Hamlet s’affiche en grand sur les murs blancs d’un immense salon décrépi. Dans ce décor d’ancien palais trop longtemps inhabité, tout suinte la ruine, les fantômes et les stigmates d’une vie passée. Et sur cette scène baroque, autant coquille vide qu’autel hanté, le héros shakespearien est partout : dans la bouche des acteurs, dans les intertitres lumineux, dans les ombres et les cris. Hamlet est là, fantôme et chair mêlés.
Kirill Serebrennikov désosse la pièce en dix chapitres tout en respectant sa charpente. À travers Hamlet, le théâtre, l’amour, la violence et la mort, on retrouve la vision du père, la faute de la mère, la folie d’Ophélie. Autant d’actes d’une autopsie poétique, burlesque et kafkaïenne.
Théâtre mental

La première scène s’ouvre sur un Hamlet (Bertrand de Roffignac tout en excès) filmé en gros plan. Son visage est blafard, la bouche pleine de sang. Il agonise encore et encore, comme s’il répétait les huit siècles d’une même mort. Fiévreux, désarticulé, jeté nu en pâture, il roule sous les crânes de ses ancêtres et de ses victimes. C’est l’image inaugurale d’une pièce malade — malade du monde, de mémoire et d’exil. Car derrière Hamlet, c’est Serebrennikov qu’on devine, artiste banni qui hait et aime à la fois la Russie, sa patrie perdue.
Le plateau devient alors un théâtre mental, où la vie ne tient qu’à un souffle, où tout menace de s’écrouler. Le plafond est éventré, les vitres bouchées par du contreplaqué poussiéreux, au fond un miroir terni, à cour un piano, derniers vestiges d’une civilisation raffinée. Durant trois heures, cet espace philosophique et sensoriel devient le réceptacle de bruits, de fureurs, d’hallucinations et de cauchemars.
Des âmes damnées, des fantômes errants
Serebrennikov démultiplie les figures d’Hamlet, les fait éclater en une constellation d’ombres et de doubles. Judith Chemla y fait revivre Sarah Bernhardt, August Diehl se glisse dans la fureur d’Artaud, tandis que les spectres de Maria Schneider et de Chostakovitch traversent la scène comme des échos d’Histoire. Chaque apparition ajoute une strate de sens, une voix nouvelle dans cette polyphonie du mythe.
La scène devient un champ de langues en collision — anglais, français, allemand et russe s’y mêlent, se confrontent, se brouillent. Le spectateur, comme Hamlet lui-même, erre dans ce labyrinthe sonore sans repères.
Serebrennikov ne cherche pas à raconter le Danemark médiéval, mais bien à parler de nous. Sous la fable, se dessine une Europe fatiguée, peuplée de fantômes, un continent qui vacille sous le poids de ses morts et de ses illusions.
Une œuvre-monstre, totale

La mise en scène, plastique et riche d’images, est saisissante. Hybridrant les formes comme à son habitude, Serebrennikov imagine un théâtre qui se nourrit du cinéma, de la musique et du geste. Les caméras glissent entre les acteurs, brouillant la frontière entre le jeu et la vie.

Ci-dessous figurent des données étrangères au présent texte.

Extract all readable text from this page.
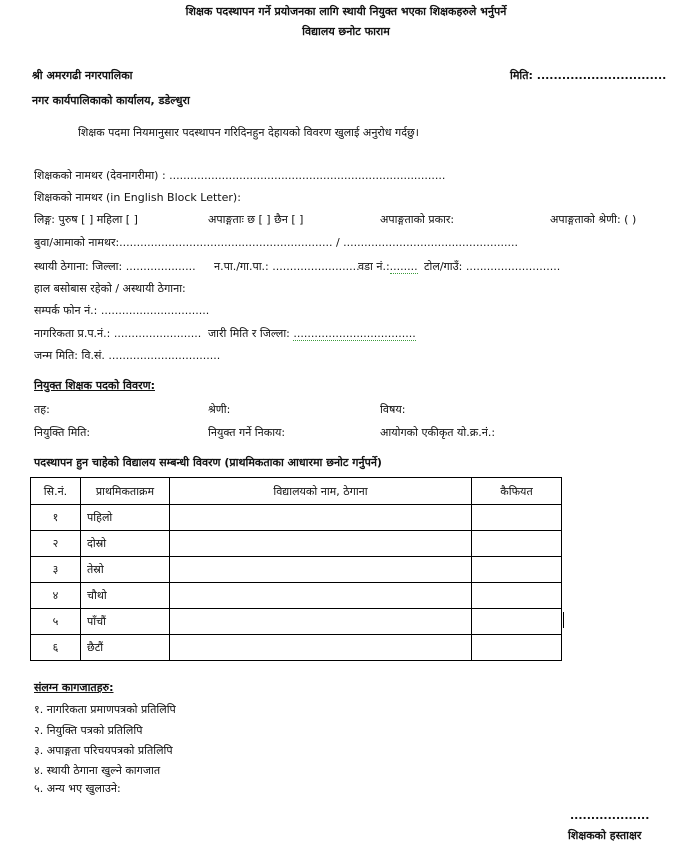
शिक्षक पदस्थापन गर्ने प्रयोजनका लागि स्थायी नियुक्त भएका शिक्षकहरुले भर्नुपर्ने
विद्यालय छनोट फाराम
श्री अमरगढी नगरपालिका	मिति: ...............................
नगर कार्यपालिकाको कार्यालय, डडेल्धुरा
शिक्षक पदमा नियमानुसार पदस्थापन गरिदिनहुन देहायको विवरण खुलाई अनुरोध गर्दछु।
शिक्षकको नामथर (देवनागरीमा) : ...............................................................................
शिक्षकको नामथर (in English Block Letter):
लिङ्ग: पुरुष [ ] महिला [ ]	अपाङ्गताः छ [ ] छैन [ ]	अपाङ्गताको प्रकार:	अपाङ्गताको श्रेणी: ( )
बुवा/आमाको नामथर:............................................................. / ..................................................
स्थायी ठेगाना: जिल्ला: .................... न.पा./गा.पा.: .........................
वडा नं.:........ टोल/गाउँ: ...........................
हाल बसोबास रहेको / अस्थायी ठेगाना:
सम्पर्क फोन नं.: ...............................
नागरिकता प्र.प.नं.: ......................... जारी मिति र जिल्ला: ...................................
जन्म मिति: वि.सं. ................................
नियुक्त शिक्षक पदको विवरण:
तह:	श्रेणी:	विषय:
नियुक्ति मिति:	नियुक्त गर्ने निकाय:	आयोगको एकीकृत यो.क्र.नं.:
पदस्थापन हुन चाहेको विद्यालय सम्बन्धी विवरण (प्राथमिकताका आधारमा छनोट गर्नुपर्ने)
सि.नं.	प्राथमिकताक्रम	विद्यालयको नाम, ठेगाना	कैफियत
१	पहिलो		
२	दोस्रो		
३	तेस्रो		
४	चौथो		
५	पाँचौं		
६	छैटौं		
संलग्न कागजातहरु:
१. नागरिकता प्रमाणपत्रको प्रतिलिपि
२. नियुक्ति पत्रको प्रतिलिपि
३. अपाङ्गता परिचयपत्रको प्रतिलिपि
४. स्थायी ठेगाना खुल्ने कागजात
५. अन्य भए खुलाउने:
...................
शिक्षकको हस्ताक्षर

La partition de Blaise Ubaldini, tour à tour lyrique, sombre ou électrisante, pulse sous la peau du spectacle et le fait vibrer de l’intérieur.
Le spectateur est happé par un maelström de tableaux et d’images. Tout y paraît excessif, mais rien n’est gratuit. Derrière la folie apparente se cache une rigueur : celle du chirurgien qui dissèque le mythe pour en extraire la chair vive.
Hamlet, miroir du monde
Hamlet/Fantômes ne rejoue pas Shakespeare, il le déconstruit pour sonder son essence à l’aune du temps présent. Serebrennikov transforme la scène en un laboratoire de mémoire où les époques s’entrechoquent. Les différents échos d’Hamlet, imaginaires ou réels, deviennent les reflets d’un artiste exilé, d’une humanité en perte d’équilibre.
De cette polyphonie naît une question lancinante : comment être au monde quand tout chancelle ? La réponse se glisse peut-être dans ces corps à terre, dans ce dictateur qui disparaît dans l’ombre des coulisses, comme un dernier chant du cygne aux accents rock. Saisissant, troublant, déroutant — mais infiniment vivant.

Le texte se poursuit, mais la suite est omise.